As for the sub-categories, they are just the realization that we have positive and negative habits, and we have habits that support all that we do (Foundation), and practices that we are working on (Working). Some may call Foundation habits "Keystone habits". These are habits that either allow other habits to be more beneficial or enable other habits to be formed. For example, the Profesional habit of "getting up at 5:00 AM" provides the time for the Health habits of "working out" or "meditating." Due to this even if I have to stop working out or meditating I might keep getting up at 5:00 AM for the many other benefits.
Though this process is going to be based on your own needs, it should be as simple as ranking your habits in most to least significant. Then, based on your time and energy budget, determining which practices you can keep, which you will do less frequently, and which you will 'let go' for the time being.
Due to an increase in opportunities at work at the end of 2017 I had to go deep into this process. I found it easiest to drop most of the habits that were in a "working" group, both positive and negative. I had to be very careful with what I chose to keep. Too much and I would not be able to get the work done to take advantage of the opportunities. Too little and I would cause myself to burn out, unable to sustain the work pace and quality needs.

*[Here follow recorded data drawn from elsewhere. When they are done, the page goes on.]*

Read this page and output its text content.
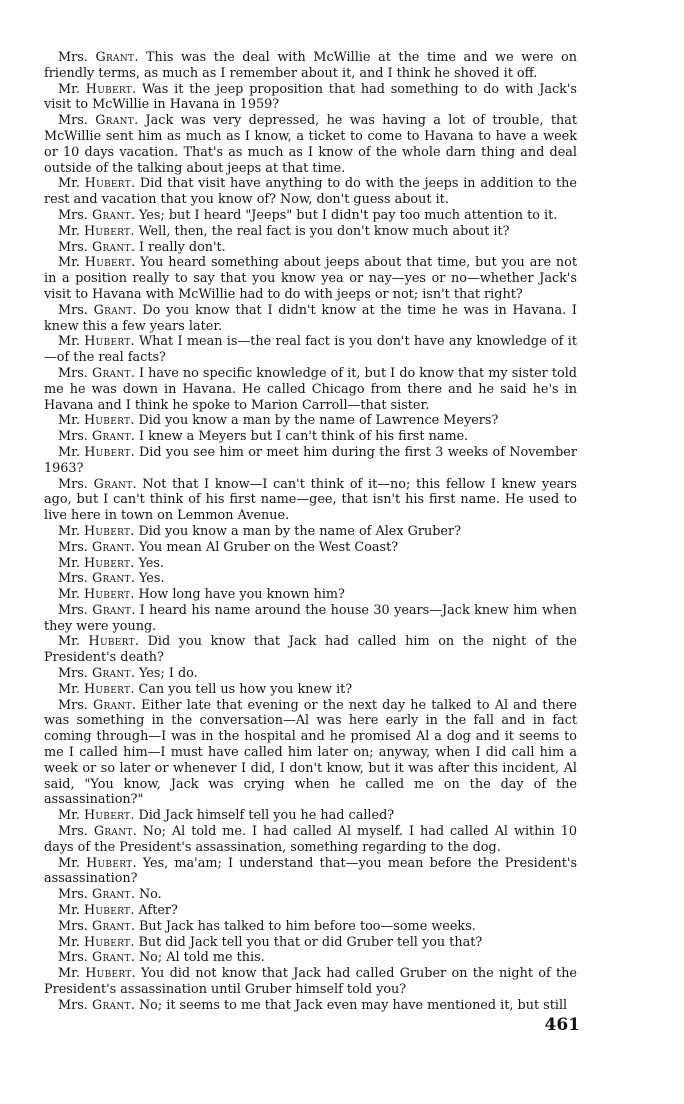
Mrs. Grant. This was the deal with McWillie at the time and we were on friendly terms, as much as I remember about it, and I think he shoved it off.

Mr. Hubert. Was it the jeep proposition that had something to do with Jack's visit to McWillie in Havana in 1959?

Mrs. Grant. Jack was very depressed, he was having a lot of trouble, that McWillie sent him as much as I know, a ticket to come to Havana to have a week or 10 days vacation. That's as much as I know of the whole darn thing and deal outside of the talking about jeeps at that time.

Mr. Hubert. Did that visit have anything to do with the jeeps in addition to the rest and vacation that you know of? Now, don't guess about it.

Mrs. Grant. Yes; but I heard "Jeeps" but I didn't pay too much attention to it.

Mr. Hubert. Well, then, the real fact is you don't know much about it?

Mrs. Grant. I really don't.

Mr. Hubert. You heard something about jeeps about that time, but you are not in a position really to say that you know yea or nay—yes or no—whether Jack's visit to Havana with McWillie had to do with jeeps or not; isn't that right?

Mrs. Grant. Do you know that I didn't know at the time he was in Havana. I knew this a few years later.

Mr. Hubert. What I mean is—the real fact is you don't have any knowledge of it—of the real facts?

Mrs. Grant. I have no specific knowledge of it, but I do know that my sister told me he was down in Havana. He called Chicago from there and he said he's in Havana and I think he spoke to Marion Carroll—that sister.

Mr. Hubert. Did you know a man by the name of Lawrence Meyers?

Mrs. Grant. I knew a Meyers but I can't think of his first name.

Mr. Hubert. Did you see him or meet him during the first 3 weeks of November 1963?

Mrs. Grant. Not that I know—I can't think of it—no; this fellow I knew years ago, but I can't think of his first name—gee, that isn't his first name. He used to live here in town on Lemmon Avenue.

Mr. Hubert. Did you know a man by the name of Alex Gruber?

Mrs. Grant. You mean Al Gruber on the West Coast?

Mr. Hubert. Yes.

Mrs. Grant. Yes.

Mr. Hubert. How long have you known him?

Mrs. Grant. I heard his name around the house 30 years—Jack knew him when they were young.

Mr. Hubert. Did you know that Jack had called him on the night of the President's death?

Mrs. Grant. Yes; I do.

Mr. Hubert. Can you tell us how you knew it?

Mrs. Grant. Either late that evening or the next day he talked to Al and there was something in the conversation—Al was here early in the fall and in fact coming through—I was in the hospital and he promised Al a dog and it seems to me I called him—I must have called him later on; anyway, when I did call him a week or so later or whenever I did, I don't know, but it was after this incident, Al said, "You know, Jack was crying when he called me on the day of the assassination?"

Mr. Hubert. Did Jack himself tell you he had called?

Mrs. Grant. No; Al told me. I had called Al myself. I had called Al within 10 days of the President's assassination, something regarding to the dog.

Mr. Hubert. Yes, ma'am; I understand that—you mean before the President's assassination?

Mrs. Grant. No.

Mr. Hubert. After?

Mrs. Grant. But Jack has talked to him before too—some weeks.

Mr. Hubert. But did Jack tell you that or did Gruber tell you that?

Mrs. Grant. No; Al told me this.

Mr. Hubert. You did not know that Jack had called Gruber on the night of the President's assassination until Gruber himself told you?

Mrs. Grant. No; it seems to me that Jack even may have mentioned it, but still

461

It was clear many of the things I would keep. From Health - Diet, and Excercise. From Social - My weekly ballroom dance get-together. This allowed me to keep both my wife and my friends happy. Mental - I halved my reading load but increased the amount of fiction I was reading. This was enough to keep me from feeling like I had abandoned my mind, by not stopping my reading, while giving me additional distractions to allow my mind to reset, by reading more fiction than I normally would. As the goal was to take advantage of a Professional opportunity I dropped the least here - really only my working habit of improving my handwriting and working on adding "Sketchnoting" skills. I type all day so these are a vanity habits.
By far the easiest part to say had hardest to do. You have to allow the things you said you will not work on this week to go by the wayside, you can work on them when your energy allows. You have to stay disciplined in ensuring you perform all of the habits you said you would keep.
But it is not all discipline and sacrifice. Hopefully, you will have marked your weekly review as a Profesional Postive Foundation Habit and will have chosen to keep it. This means that in only a few days you can Evaluate and Prioritize again. Giving you the ability to adjust each week as demands change.
As I the challenges I accepted are coming to a close I am taking the habits I put on hold, such as writing in this blog, and adding them back into my weekly lists. By ensuring that I kept the most important habits, I have come to the end of this opportunity with better health, a good mental feel, little to no damage to my social standing, and the professional respect of my company and coworkers.